For the wider population who did not understand how nuanced highly selective admissions can be, it is easy to paint a picture of unfair admissions.
“It made sense to recruit them,” Park said. “They are a community vulnerable to exploitation and misinformation around selective college admissions because college admissions in Asia are so different.”
This is apparent in California’s SCA 5 in 2014 — an effort to repeal a ban on affirmative action. When the proposition was blocked by recent Chinese immigrants who organized against it, misinformation blew up on multiple media platforms.
“There were information trending on social media that said UCs were capping the number of Asian Americans; the scope of the misinformation was huge and people were unfortunately believing it,” Park said.
Engineering senior Josephine Sulimin explained to The Daily after the event her fears of being identified as Asian through her applications. According to Sulimin, myths around Asian American admissions impacted her college applications themselves.
“A lot of people are told not to look too Asian on their resume,” Sulimin said. “I grew up believing that I’m going to be disadvantaged for who I am.”
Engineering Sophomore Halla Kabat said she felt encouraged to put herself as white when applying to colleges, even though her mother is Asian.
“My moms asian and my dads white,” Kabat said. “My mom always encouraged me to put my race as white because it would increase my chances of getting in.”
Race-based quotas are considered unconstitutional by the U.S. Supreme Court. Instead, race is seen as a “factor of a factor of a factor,” For example, an admissions counselor can not consider the application simply based on the race box the applicant checked off, but can consider it if it related to a racial or cultural organization the applicant partakes in.
Park argued selective colleges are selective for a reason, and their admissions go beyond test scores and GPA.
Lawsuits like Fisher v. UT or SFFA v. Harvard have the potential to change the way affirmative action works in college campuses across the nation, including the University of Michigan. According to Park, if race-conscious admissions ends, her research suggests that the Black student body population would decrease by half and the Latinx population would drop by one-third, while the white population would significantly increase.
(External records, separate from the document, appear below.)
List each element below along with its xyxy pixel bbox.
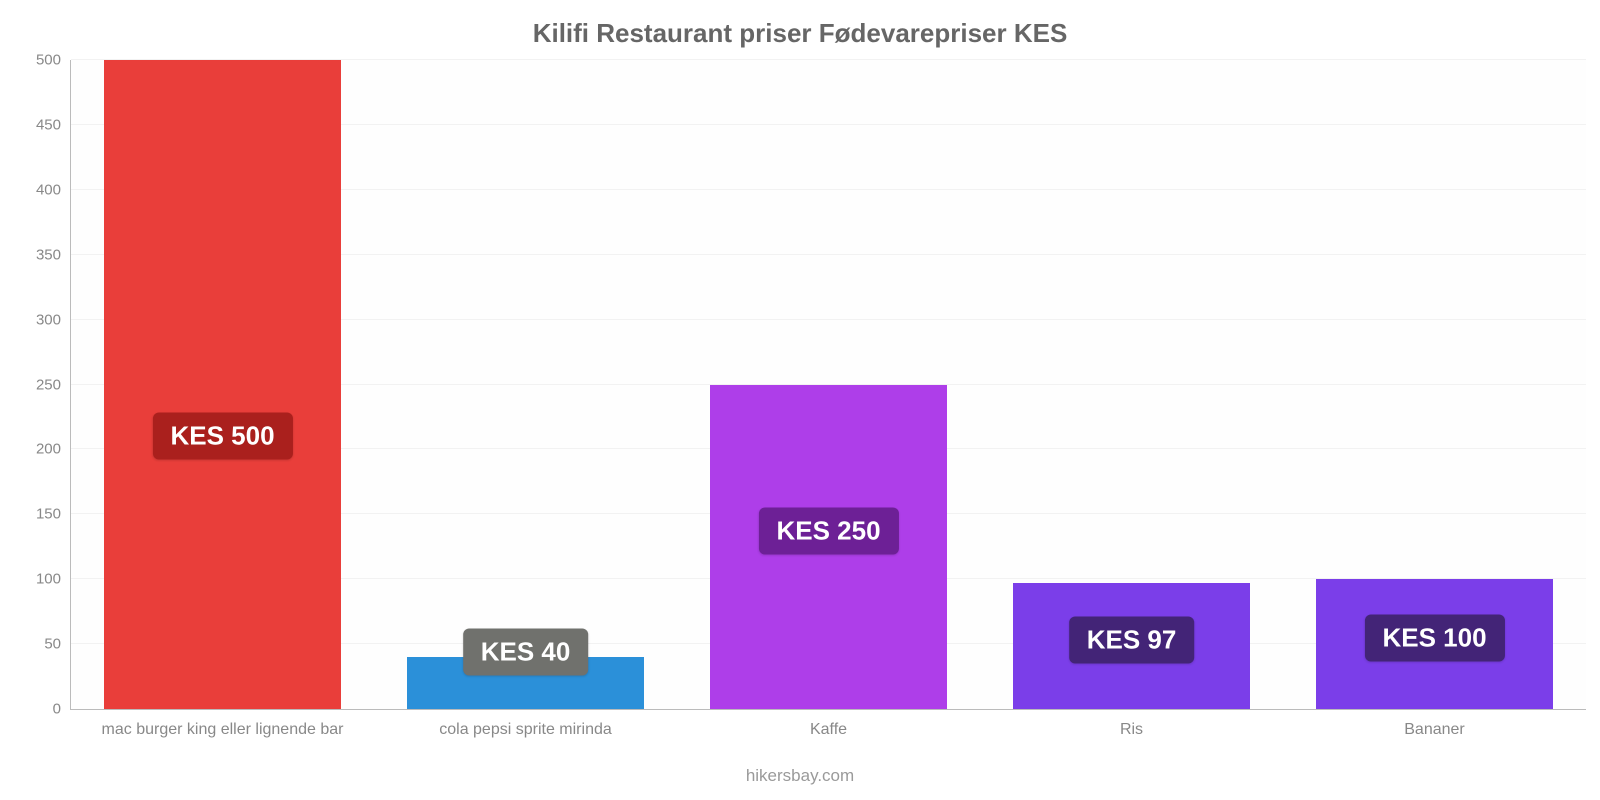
x-axis-tick: Kaffe <box>810 709 847 739</box>
y-axis-tick: 400 <box>36 181 71 198</box>
bar-value-label: KES 97 <box>1069 616 1195 663</box>
y-axis-tick: 0 <box>53 701 71 718</box>
x-axis-tick: Bananer <box>1404 709 1465 739</box>
x-axis-tick: Ris <box>1120 709 1143 739</box>
y-axis-tick: 300 <box>36 311 71 328</box>
chart-title: Kilifi Restaurant priser Fødevarepriser … <box>0 0 1600 49</box>
x-axis-tick: mac burger king eller lignende bar <box>102 709 344 739</box>
y-axis-tick: 450 <box>36 116 71 133</box>
y-axis-tick: 250 <box>36 376 71 393</box>
bar-value-label: KES 500 <box>152 413 292 460</box>
plot-area: 050100150200250300350400450500KES 500mac… <box>70 60 1586 710</box>
bar-value-label: KES 250 <box>758 507 898 554</box>
x-axis-tick: cola pepsi sprite mirinda <box>439 709 612 739</box>
y-axis-tick: 200 <box>36 441 71 458</box>
y-axis-tick: 100 <box>36 571 71 588</box>
bar-value-label: KES 100 <box>1364 614 1504 661</box>
y-axis-tick: 500 <box>36 52 71 69</box>
bar <box>104 60 340 709</box>
chart-caption: hikersbay.com <box>0 766 1600 786</box>
bar-value-label: KES 40 <box>463 629 589 676</box>
y-axis-tick: 150 <box>36 506 71 523</box>
price-bar-chart: Kilifi Restaurant priser Fødevarepriser … <box>0 0 1600 800</box>
y-axis-tick: 350 <box>36 246 71 263</box>
y-axis-tick: 50 <box>44 636 71 653</box>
Though SFFA v. Harvard is still yet to be resolved, the court thus far has stated SFFA had an evidence problem and Harvard had a personal rating problem.
Despite SFFA’s claim their plaintiffs had good enough scores and applications to receive admission, they did not submit any scores or applications. The personal rating controversy is a more complicated one, however. At Harvard, a personal rating is a score assigned to applications based on anything that is non academic and non extra-curricular. It includes, among other things, the applicant’s interview, recommendations and essays. The trial revealed Asians scoring significantly lower than their white counterparts.
Park’s answer to this was that there are academic biases which disproportionately affect other groups as well. There are disparities such as test prep, donations and educational opportunities. Such biases are left out of the conversation.
Park concluded her talk by emphasizing the need for race conscious action in admissions.
“We are all relatively better off if we are in a system that takes into account those dynamics of power and privilege that are related to race and social class,” Park said. “Race matters, not just because of people encountering discrimination, but because it is part of the beauty and the light that they bring to a diverse student body that our student benefit so much from.”